Piyasalarda iyimserlik devam ediyor
Yeşim Sarışen / Yapı Kredi Yatırım
Dünya borsalarındaki yükseliş Avrupa Merkez Bankası başkanı Draghi’nin güçlenen güvercince vurguları ve Çin Merkez Bankası’nın sürpriz faiz indirimine gitmesi ile geçtiğimiz hafta da devam etti. Stoxx 600 Cuma günü yüzde 2 artışla son iki ayın en yüksek seviyesine yükselirken, kısa vadeli yükseliş trendine devam eden ABD borsasında ise S&P 500 endeksi haftayı yeni bir rekor seviyede tamamladı.
Yurtiçinde ise global petrol fiyatlarındaki düşüş, enflasyon beklentilerindeki iyileşme ve büyümede toparlanma sinyalleri öne çıkan konular olmaya devam ediyor. Emtia fiyatlarındaki düşüş de Türkiye gibi bazı gelişmekte olan ülkelerde enflasyonda düşüş, dolayısıyla da faiz artırımlarının ertelenmesi ve/veya gevşeme beklentilerinin şekillenmesine neden oluyor. Bu doğrultuda TL’deki baskının hafiflediğini ve geri çekilen faizlerle birlikte BIST-100 Endeksi’nin kısa vadeli yükseliş trendi içerisindeki hareketine devam ettiğini görüyoruz.
Ancak ABD hisse senetlerinde bazı risk göstergelerindeki bozulma sinyalleri dikkat çekiyor. Örneğin S&P 500 Endeksi uzun vadeli tahvillerin üzerinde getiri elde etmeye devam etse de iyi gelen bazı makro verilere rağmen yatay seyreden 5 yıllık tahvil faizi dikkat çekici. Ayrıca Kasım ayında S&P 500 Endeksi’ne göre daha kötü performans sergileyen yüksek getirili şirket bonoları da takip edilmesi gereken bir diğer konu.
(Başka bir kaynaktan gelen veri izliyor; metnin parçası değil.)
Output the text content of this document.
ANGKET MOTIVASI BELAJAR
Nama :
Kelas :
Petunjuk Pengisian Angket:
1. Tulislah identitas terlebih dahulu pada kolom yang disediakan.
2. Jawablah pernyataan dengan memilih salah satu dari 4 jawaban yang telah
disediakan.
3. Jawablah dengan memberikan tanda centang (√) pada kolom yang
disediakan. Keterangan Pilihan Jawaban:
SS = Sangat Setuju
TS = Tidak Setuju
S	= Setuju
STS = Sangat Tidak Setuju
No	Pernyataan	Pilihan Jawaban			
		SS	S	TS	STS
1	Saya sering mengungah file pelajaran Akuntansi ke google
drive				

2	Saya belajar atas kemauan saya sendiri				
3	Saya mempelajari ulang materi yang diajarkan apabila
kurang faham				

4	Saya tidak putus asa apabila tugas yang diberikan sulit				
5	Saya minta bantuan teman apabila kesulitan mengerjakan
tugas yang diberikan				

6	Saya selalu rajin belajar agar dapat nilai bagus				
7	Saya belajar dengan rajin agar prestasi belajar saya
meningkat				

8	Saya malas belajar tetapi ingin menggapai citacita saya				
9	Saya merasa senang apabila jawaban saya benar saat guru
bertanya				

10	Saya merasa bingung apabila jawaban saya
Büyük resimde ise Japonya’da Yen’in seyri piyasalar açısından daha önemli hale geldi. Yen’deki değer kazanımı özellikle carry trade’leri ve o kanaldan diğer piyasaları da etkileyebilir. Diğer taraftan Asya para birimlerinde son günlerde tekrar başgösteren değer kaybı da piyasalar açısından önemli. Altın volatilitesinin ise son bir yılın en yüksek seviyesine ulaştığını belirtelim. Ayrıca uzun zamandır piyasa gündeminde bulunmayan Yunanistan’da, Troyka görüşmelerinde sorunlar olduğu anlaşılıyor ve Yunanistan bono faizleri tekrar yükselmeye başladı.
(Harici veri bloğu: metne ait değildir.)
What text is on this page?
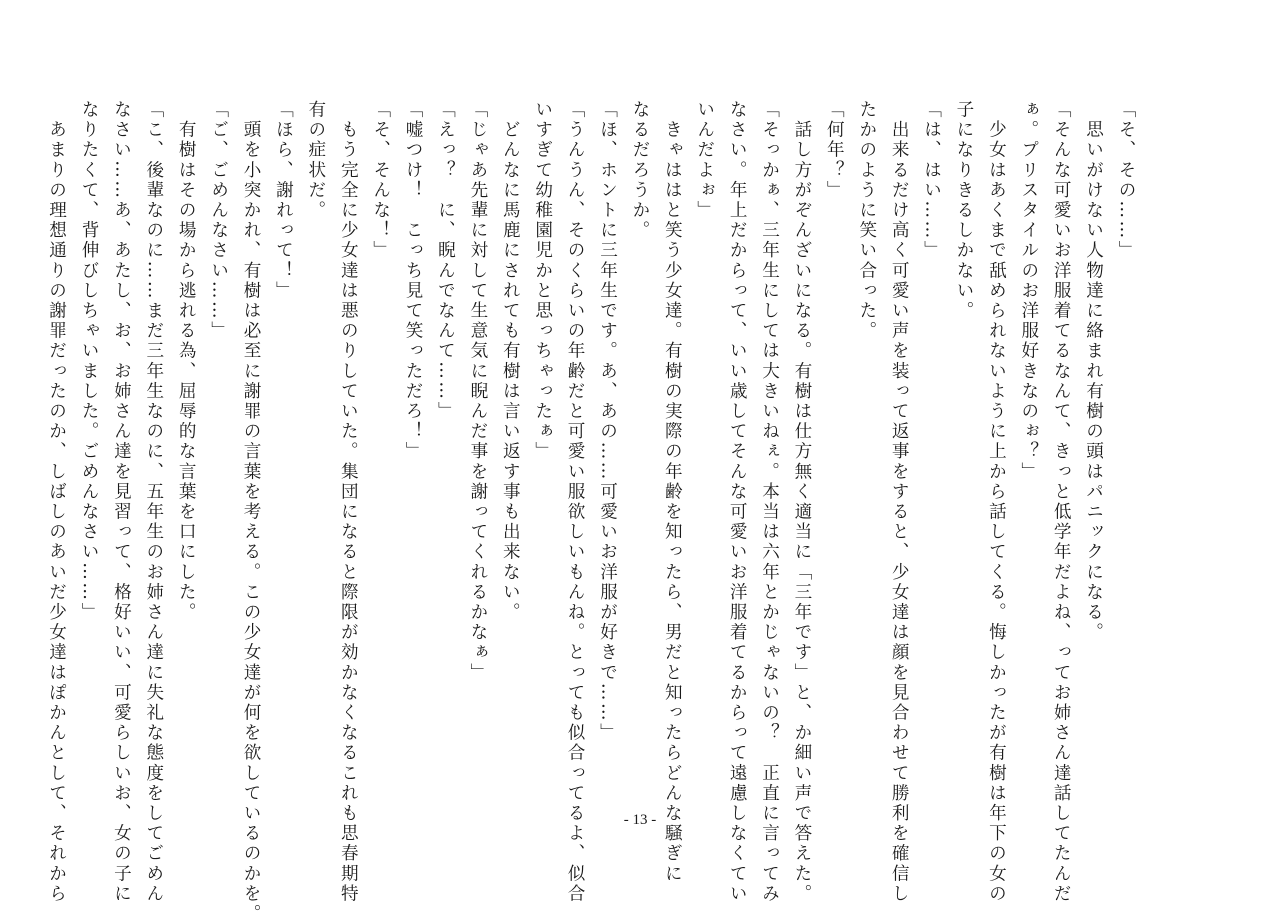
「そ、その……」

　思いがけない人物達に絡まれ有樹の頭はパニックになる。

「そんな可愛いお洋服着てるなんて、きっと低学年だよね、ってお姉さん達話してたんだ

ぁ。プリスタイルのお洋服好きなのぉ？」

　少女はあくまで舐められないように上から話してくる。悔しかったが有樹は年下の女の

子になりきるしかない。

「は、はい……」

　出来るだけ高く可愛い声を装って返事をすると、少女達は顔を見合わせて勝利を確信し

たかのように笑い合った。

「何年？」

　話し方がぞんざいになる。有樹は仕方無く適当に「三年です」と、か細い声で答えた。

「そっかぁ、三年生にしては大きいねぇ。本当は六年とかじゃないの？　正直に言ってみ

なさい。年上だからって、いい歳してそんな可愛いお洋服着てるからって遠慮しなくてい

いんだよぉ」

　きゃははと笑う少女達。有樹の実際の年齢を知ったら、男だと知ったらどんな騒ぎに

なるだろうか。

「ほ、ホントに三年生です。あ、あの……可愛いお洋服が好きで……」

「うんうん、そのくらいの年齢だと可愛い服欲しいもんね。とっても似合ってるよ、似合

いすぎて幼稚園児かと思っちゃったぁ」

　どんなに馬鹿にされても有樹は言い返す事も出来ない。

「じゃあ先輩に対して生意気に睨んだ事を謝ってくれるかなぁ」

「えっ？　に、睨んでなんて……」

「嘘つけ！　こっち見て笑っただろ！」

「そ、そんな！」

　もう完全に少女達は悪のりしていた。集団になると際限が効かなくなるこれも思春期特

有の症状だ。

「ほら、謝れって！」

　頭を小突かれ、有樹は必至に謝罪の言葉を考える。この少女達が何を欲しているのかを。

「ご、ごめんなさい……」

　有樹はその場から逃れる為、屈辱的な言葉を口にした。

「こ、後輩なのに……まだ三年生なのに、五年生のお姉さん達に失礼な態度をしてごめん

なさい……あ、あたし、お、お姉さん達を見習って、格好いい、可愛らしいお、女の子に

なりたくて、背伸びしちゃいました。ごめんなさい……」

　あまりの理想通りの謝罪だったのか、しばしのあいだ少女達はぽかんとして、それから	- 13 -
Bu hafta ABD çekirdek PCE başta olmak üzere, üçüncü çeyrek revize büyüme rakamı, tüketici güven endeksi ve dayanıklı tüketim mal siparişleri verileri takip ediecek. Euro Bölgesi’nde öncü enflasyon rakamı ve Japonya TÜFE verisi de piyasalara yön verebilecek ana makro gelişmeler olarak sıralanabilir.